Mr. Lansing has suggested it might be worth while to notify Carranza and Obregon that in view of the language which is being employed by Obregon to excite hatred of foreigners, thus greatly increasing the risks, and in view of the interruption of traffic and communication by Carranza, thus further increasing the risks, that we would hold Carranza and Obregon personally responsible for injury that resulted from the methods which they are employing.

We have no soldiers nearer than Texas and are not in a position to protect Americans and other foreigners from riot, in case Obregon should succeed in stirring up riot—which he promises in advance not to resist—and I am not sure but we may be justified in bringing this pressure to bear upon Carranza.

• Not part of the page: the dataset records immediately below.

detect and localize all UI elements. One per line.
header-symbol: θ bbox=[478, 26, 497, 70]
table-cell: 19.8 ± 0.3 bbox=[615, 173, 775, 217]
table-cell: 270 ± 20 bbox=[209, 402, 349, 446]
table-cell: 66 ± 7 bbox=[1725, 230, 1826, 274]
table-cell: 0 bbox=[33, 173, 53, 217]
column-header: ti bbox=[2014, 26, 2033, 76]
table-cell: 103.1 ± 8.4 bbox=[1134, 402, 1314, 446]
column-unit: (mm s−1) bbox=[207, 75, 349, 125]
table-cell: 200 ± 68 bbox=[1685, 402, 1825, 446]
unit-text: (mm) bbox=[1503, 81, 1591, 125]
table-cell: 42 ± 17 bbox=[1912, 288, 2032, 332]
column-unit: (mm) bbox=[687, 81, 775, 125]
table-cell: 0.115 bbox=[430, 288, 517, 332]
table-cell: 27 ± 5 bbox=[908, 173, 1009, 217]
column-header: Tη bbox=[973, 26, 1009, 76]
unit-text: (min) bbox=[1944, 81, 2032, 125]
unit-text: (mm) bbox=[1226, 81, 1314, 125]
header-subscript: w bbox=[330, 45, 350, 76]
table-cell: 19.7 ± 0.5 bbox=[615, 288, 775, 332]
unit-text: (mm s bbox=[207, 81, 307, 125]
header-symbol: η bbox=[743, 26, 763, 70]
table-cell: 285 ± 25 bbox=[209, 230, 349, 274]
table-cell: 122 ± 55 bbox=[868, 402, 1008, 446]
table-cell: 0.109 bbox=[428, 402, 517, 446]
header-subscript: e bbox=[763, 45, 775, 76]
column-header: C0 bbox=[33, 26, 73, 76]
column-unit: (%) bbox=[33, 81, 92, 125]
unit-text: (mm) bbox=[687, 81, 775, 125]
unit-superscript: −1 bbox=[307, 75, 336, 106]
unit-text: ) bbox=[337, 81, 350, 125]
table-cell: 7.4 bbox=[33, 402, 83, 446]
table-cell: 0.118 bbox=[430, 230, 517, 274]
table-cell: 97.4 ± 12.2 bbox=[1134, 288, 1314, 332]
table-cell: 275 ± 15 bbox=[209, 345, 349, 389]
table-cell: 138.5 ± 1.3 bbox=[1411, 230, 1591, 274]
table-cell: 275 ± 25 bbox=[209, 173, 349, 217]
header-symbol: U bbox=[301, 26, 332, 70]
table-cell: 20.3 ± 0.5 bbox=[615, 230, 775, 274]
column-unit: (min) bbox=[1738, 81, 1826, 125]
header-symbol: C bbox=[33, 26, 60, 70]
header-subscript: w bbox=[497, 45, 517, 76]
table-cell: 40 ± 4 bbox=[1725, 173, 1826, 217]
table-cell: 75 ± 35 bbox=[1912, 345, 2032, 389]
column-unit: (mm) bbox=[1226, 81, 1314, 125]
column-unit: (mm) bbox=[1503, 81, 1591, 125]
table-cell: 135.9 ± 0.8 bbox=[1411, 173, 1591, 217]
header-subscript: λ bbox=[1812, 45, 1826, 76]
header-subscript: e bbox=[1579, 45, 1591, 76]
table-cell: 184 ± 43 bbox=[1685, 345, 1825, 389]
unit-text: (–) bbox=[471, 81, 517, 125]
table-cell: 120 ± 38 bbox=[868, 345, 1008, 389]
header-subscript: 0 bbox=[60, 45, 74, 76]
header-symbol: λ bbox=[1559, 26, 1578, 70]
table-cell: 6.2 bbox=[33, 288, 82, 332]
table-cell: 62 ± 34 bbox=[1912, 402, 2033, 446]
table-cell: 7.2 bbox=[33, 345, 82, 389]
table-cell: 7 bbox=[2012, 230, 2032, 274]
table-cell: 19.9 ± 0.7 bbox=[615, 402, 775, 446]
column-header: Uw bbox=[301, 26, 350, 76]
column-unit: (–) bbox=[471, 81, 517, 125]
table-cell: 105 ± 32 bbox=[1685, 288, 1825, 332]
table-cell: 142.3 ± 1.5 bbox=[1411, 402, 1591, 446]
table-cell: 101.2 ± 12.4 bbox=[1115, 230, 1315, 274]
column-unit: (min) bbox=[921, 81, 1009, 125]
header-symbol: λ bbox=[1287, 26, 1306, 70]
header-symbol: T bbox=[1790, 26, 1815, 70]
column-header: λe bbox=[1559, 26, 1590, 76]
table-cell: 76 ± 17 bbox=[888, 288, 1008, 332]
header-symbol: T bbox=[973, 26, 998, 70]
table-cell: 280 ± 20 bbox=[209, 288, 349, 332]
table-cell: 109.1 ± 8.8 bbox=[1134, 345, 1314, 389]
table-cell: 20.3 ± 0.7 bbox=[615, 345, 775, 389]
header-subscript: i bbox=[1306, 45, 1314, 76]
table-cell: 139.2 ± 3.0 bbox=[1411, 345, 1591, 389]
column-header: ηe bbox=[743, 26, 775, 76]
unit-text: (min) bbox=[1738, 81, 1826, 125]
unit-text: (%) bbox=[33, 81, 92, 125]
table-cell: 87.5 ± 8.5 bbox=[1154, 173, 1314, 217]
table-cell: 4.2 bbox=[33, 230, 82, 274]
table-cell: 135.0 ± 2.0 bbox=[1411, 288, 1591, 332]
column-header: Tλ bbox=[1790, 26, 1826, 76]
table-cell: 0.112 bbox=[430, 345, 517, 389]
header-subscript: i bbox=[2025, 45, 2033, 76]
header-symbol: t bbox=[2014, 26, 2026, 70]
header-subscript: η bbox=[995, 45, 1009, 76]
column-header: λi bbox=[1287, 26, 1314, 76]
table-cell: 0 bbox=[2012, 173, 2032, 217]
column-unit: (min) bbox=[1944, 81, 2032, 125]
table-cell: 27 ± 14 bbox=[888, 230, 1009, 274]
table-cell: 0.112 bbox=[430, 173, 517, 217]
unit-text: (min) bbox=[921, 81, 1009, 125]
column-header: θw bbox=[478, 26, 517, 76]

They are proposing to evacuate, but before doing so they may create a condition there which will result in violence. The fact that the people of Mexico City are ready to welcome Zapata, whom they formerly so greatly feared, or Villa, who was also a terror to them, [Page 529] as a substitute for Carranza and his best general, Obregon—for Obregon seemed to stand highest among those supporting Carranza—this fact contrasts strangely with the predictions and fears expressed by the people of Mexico City before Huerta left.

Will you please let me know whether you have any instructions to give?

With assurances [etc.]

W. J. Bryan
  1. From the Brazilian Minister in Mexico, March 4, 1915, 5 p. m. and 6 p. m. Foreign Relation, 1915, pp. 656 and 657, respectively.